Workshops 2011

Tagung "Einfach, gewaltfrei, solidarisch leben." Überlieferung von Utopie und Alltag

Zeit: 4. - 5. November 2011
Ort: Rosensäle der Friedrich-Schiller-Universität Jena, Fürstengraben 27

Mit der Verleihung des Thüringer Archivpreises an das ThürAZ durch die Sparkassen-Kulturstiftung Hessen-Thüringen am 4. November 2011 um 19:30 Uhr

Das Programm der Preisverleihung und der Tagung am 5. November 2011 finden Sie hier.

Workshop "Visualisierungen des Umbruchs" 2./ 3. Juni 2011 in Berlin

Kunstaktion von Vlad Nanca in Bukarest zur "Tele-Revolution" von Dezember 1989.

Vom 2.-3. Juni 2011 veranstaltete das Imre Kertész Kolleg Jena und das DFG-Graduiertenkolleg 1412 "Kulturelle Orientierungen und gesellschaftliche Ordnungsstrukturen in Südosteuropa" in der Thüringer Landesvertretung in Berlin den Workshop "Visualisierungen des Umbruchs".

Der Workshop beschäftigte sich mit Fragen zur Visualisierung und Darstellung des politischen Umbruchs von 1989 und den Problemen, Schwierigkeiten und Möglichkeiten, die sich daraus ergeben.

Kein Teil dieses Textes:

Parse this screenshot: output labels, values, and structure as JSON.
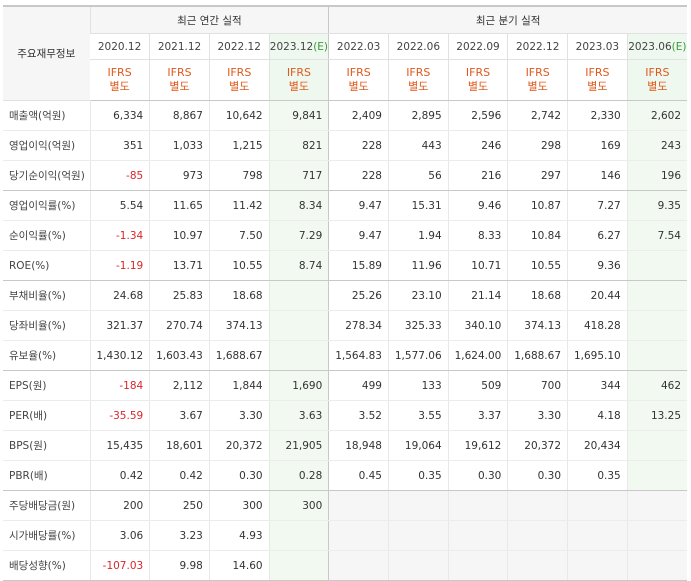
{
  "header": {
    "row_head_label": "주요재무정보",
    "annual_group": "최근 연간 실적",
    "quarter_group": "최근 분기 실적",
    "ifrs_line1": "IFRS",
    "ifrs_line2": "별도",
    "estimate_mark": "(E)",
    "annual_periods": [
      "2020.12",
      "2021.12",
      "2022.12",
      "2023.12"
    ],
    "quarter_periods": [
      "2022.03",
      "2022.06",
      "2022.09",
      "2022.12",
      "2023.03",
      "2023.06"
    ],
    "annual_estimate_index": 3,
    "quarter_estimate_index": 5
  },
  "rows": [
    {
      "label": "매출액(억원)",
      "values": [
        "6,334",
        "8,867",
        "10,642",
        "9,841",
        "2,409",
        "2,895",
        "2,596",
        "2,742",
        "2,330",
        "2,602"
      ]
    },
    {
      "label": "영업이익(억원)",
      "values": [
        "351",
        "1,033",
        "1,215",
        "821",
        "228",
        "443",
        "246",
        "298",
        "169",
        "243"
      ]
    },
    {
      "label": "당기순이익(억원)",
      "values": [
        "-85",
        "973",
        "798",
        "717",
        "228",
        "56",
        "216",
        "297",
        "146",
        "196"
      ]
    },
    {
      "label": "영업이익률(%)",
      "values": [
        "5.54",
        "11.65",
        "11.42",
        "8.34",
        "9.47",
        "15.31",
        "9.46",
        "10.87",
        "7.27",
        "9.35"
      ]
    },
    {
      "label": "순이익률(%)",
      "values": [
        "-1.34",
        "10.97",
        "7.50",
        "7.29",
        "9.47",
        "1.94",
        "8.33",
        "10.84",
        "6.27",
        "7.54"
      ]
    },
    {
      "label": "ROE(%)",
      "values": [
        "-1.19",
        "13.71",
        "10.55",
        "8.74",
        "15.89",
        "11.96",
        "10.71",
        "10.55",
        "9.36",
        ""
      ]
    },
    {
      "label": "부채비율(%)",
      "values": [
        "24.68",
        "25.83",
        "18.68",
        "",
        "25.26",
        "23.10",
        "21.14",
        "18.68",
        "20.44",
        ""
      ]
    },
    {
      "label": "당좌비율(%)",
      "values": [
        "321.37",
        "270.74",
        "374.13",
        "",
        "278.34",
        "325.33",
        "340.10",
        "374.13",
        "418.28",
        ""
      ]
    },
    {
      "label": "유보율(%)",
      "values": [
        "1,430.12",
        "1,603.43",
        "1,688.67",
        "",
        "1,564.83",
        "1,577.06",
        "1,624.00",
        "1,688.67",
        "1,695.10",
        ""
      ]
    },
    {
      "label": "EPS(원)",
      "values": [
        "-184",
        "2,112",
        "1,844",
        "1,690",
        "499",
        "133",
        "509",
        "700",
        "344",
        "462"
      ]
    },
    {
      "label": "PER(배)",
      "values": [
        "-35.59",
        "3.67",
        "3.30",
        "3.63",
        "3.52",
        "3.55",
        "3.37",
        "3.30",
        "4.18",
        "13.25"
      ]
    },
    {
      "label": "BPS(원)",
      "values": [
        "15,435",
        "18,601",
        "20,372",
        "21,905",
        "18,948",
        "19,064",
        "19,612",
        "20,372",
        "20,434",
        ""
      ]
    },
    {
      "label": "PBR(배)",
      "values": [
        "0.42",
        "0.42",
        "0.30",
        "0.28",
        "0.45",
        "0.35",
        "0.30",
        "0.30",
        "0.35",
        ""
      ]
    },
    {
      "label": "주당배당금(원)",
      "values": [
        "200",
        "250",
        "300",
        "300",
        "",
        "",
        "",
        "",
        "",
        ""
      ]
    },
    {
      "label": "시가배당률(%)",
      "values": [
        "3.06",
        "3.23",
        "4.93",
        "",
        "",
        "",
        "",
        "",
        "",
        ""
      ]
    },
    {
      "label": "배당성향(%)",
      "values": [
        "-107.03",
        "9.98",
        "14.60",
        "",
        "",
        "",
        "",
        "",
        "",
        ""
      ]
    }
  ],
  "group_end_rows": [
    2,
    5,
    8,
    12
  ],
  "no_data_rows": [
    13,
    14,
    15
  ],
  "colors": {
    "negative": "#d9262b",
    "ifrs": "#e0591c",
    "estimate_bg": "#f1f9f1",
    "estimate_mark": "#3a9a3a"
  }
}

Die Spannbreite der visuellen Darstellungsformen, die im Rahmen des Workshops thematisiert wurden, reichten dabei von Dokumentar-, Spielfilmen und Fotos bis hin zu Werken der Bildenden Kunst und Videoclips.

  • Das vollständige Programm des Workshops finden Sie hier.
  • Einen erster Bericht über den Workshop in französischer Sprache von Katarzyna Ruchel-Stockmans finden Sie hier.
  • Tagungsbericht bei HSozuKult von Gundel Große

Workshop 20. - 22. Oktober 2011

Rosensäle der Friedrich-Schiller-Universität Jena (Fürstengraben 27)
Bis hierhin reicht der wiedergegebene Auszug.